Hardliner Ebrahim Raisi : Iran’s President:
Hardliner Ebrahim Raisi became Iran’s president. He succeeded Hassan Rouhani.
- Iran’s 13th presidential elections were recently held.
- As per rules, the president should be a Shiite Muslim. Over 90 per cent of Iran’s population is comprised of Shiite Muslims.
- Raisi first came to prominence when he became the Prosecutor General of Karaj in 1980, when he became the Prosecutor of
- Tehran and the First Deputy to the Head of Judiciary from 2004 to 2014 after which he became the Prosecutor General of Iran from 2014 to 2016.
- In 2019, Raisi was appointed the head of Iran’s judiciary, an appointment that sparked concerns because of his involvement in the mass executions of thousands of political prisoners in 1988 after the Iran-Iraq war.
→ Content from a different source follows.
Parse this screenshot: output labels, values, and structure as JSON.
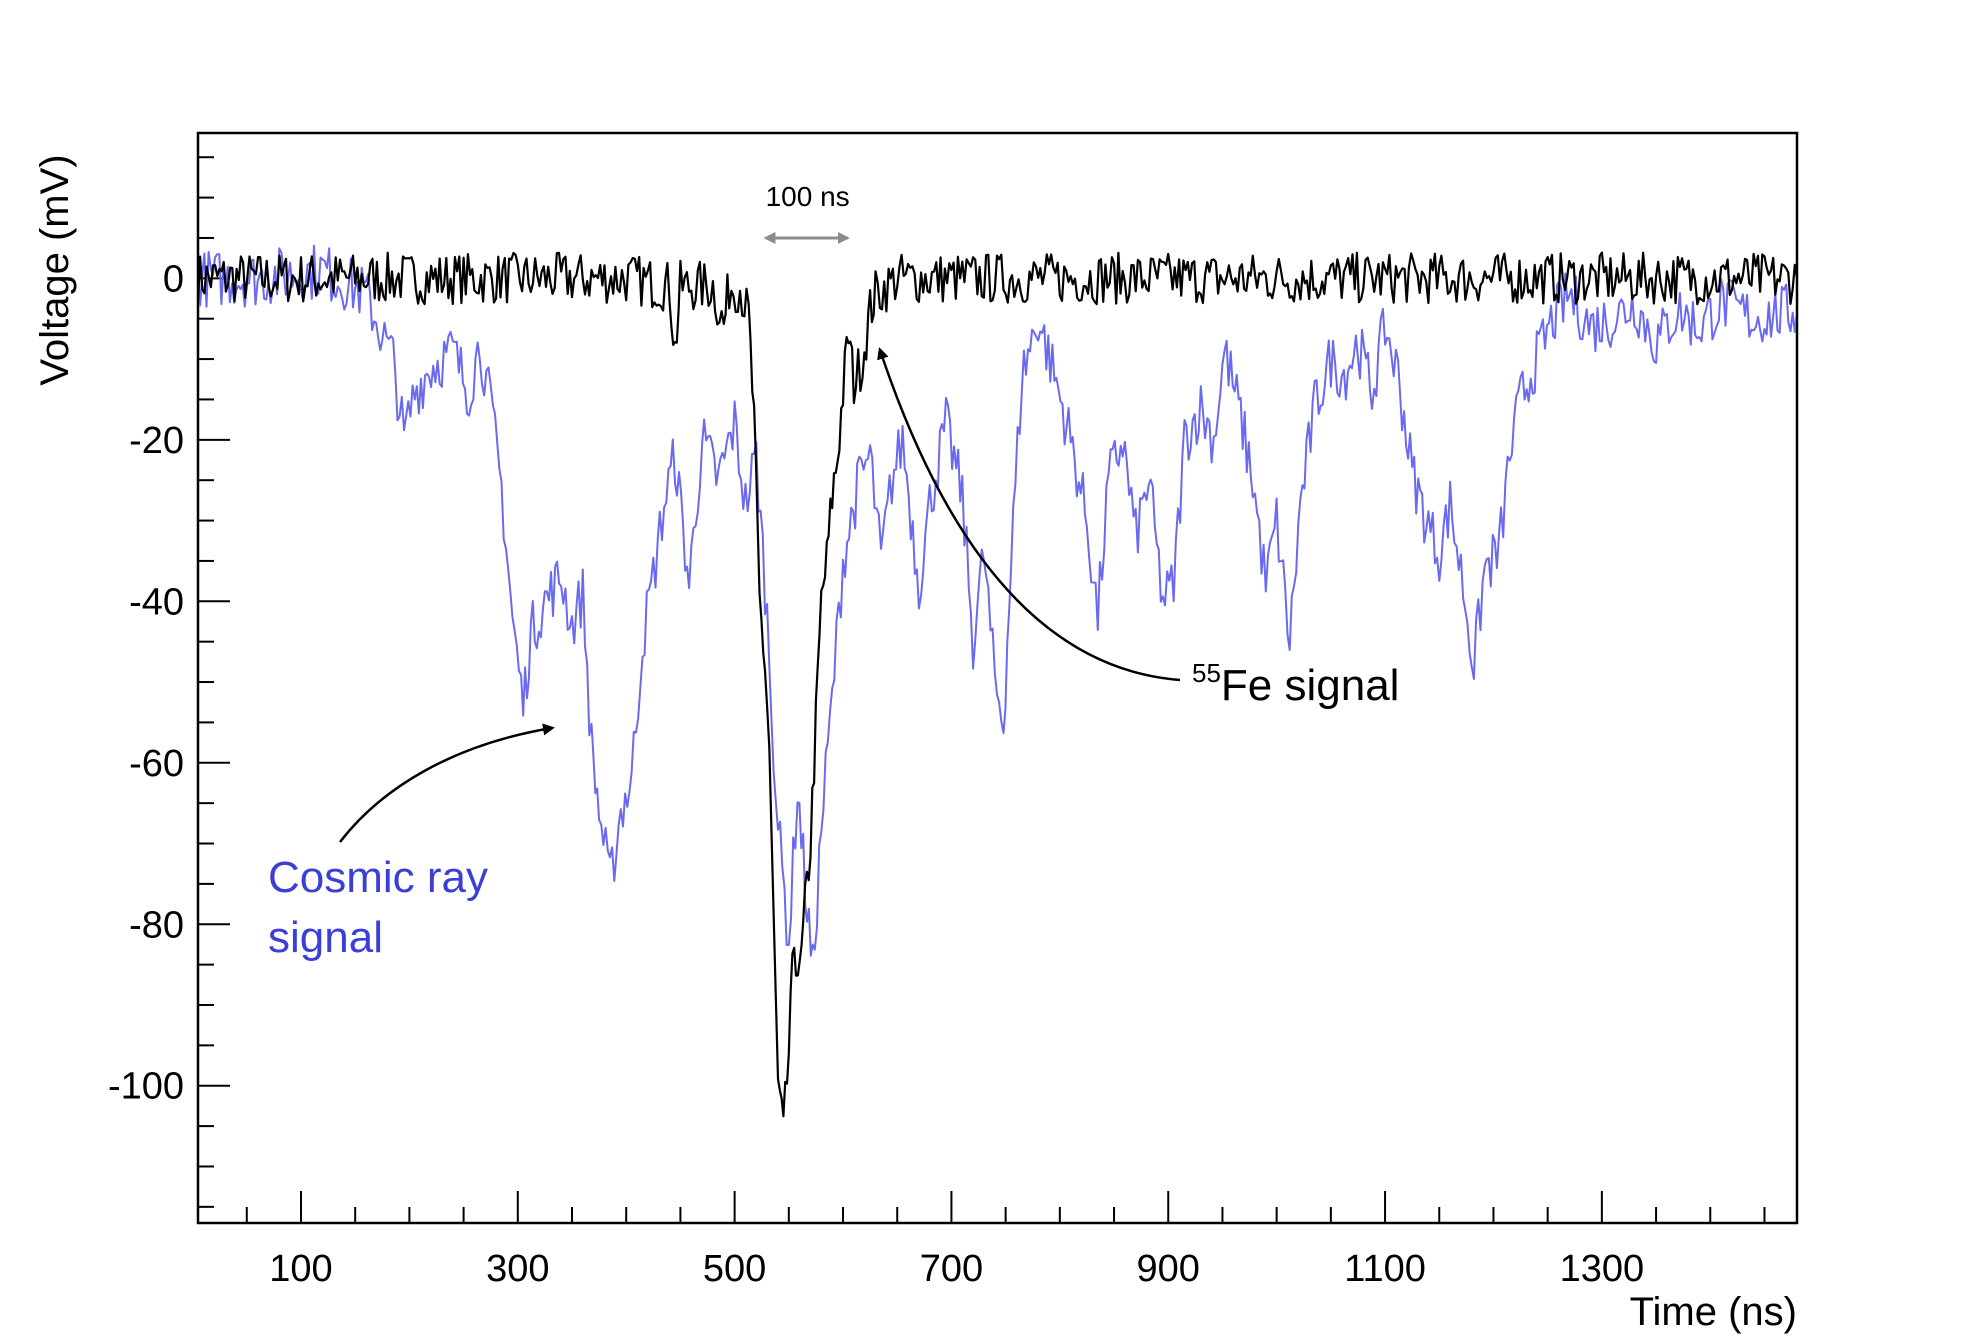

- Amnesty International has identified Raisi as a member of the “death commission” that carried out “enforced disappearance and extrajudicial executions of several thousand political dissidents in Evin and Gohardasht prisons near Tehran between late July and early September 1988. Victims’ bodies were mostly buried in unmarked mass graves.”
- Raisi also has ties to the paramilitary group Islamic Revolutionary Guard Corps (IRGC).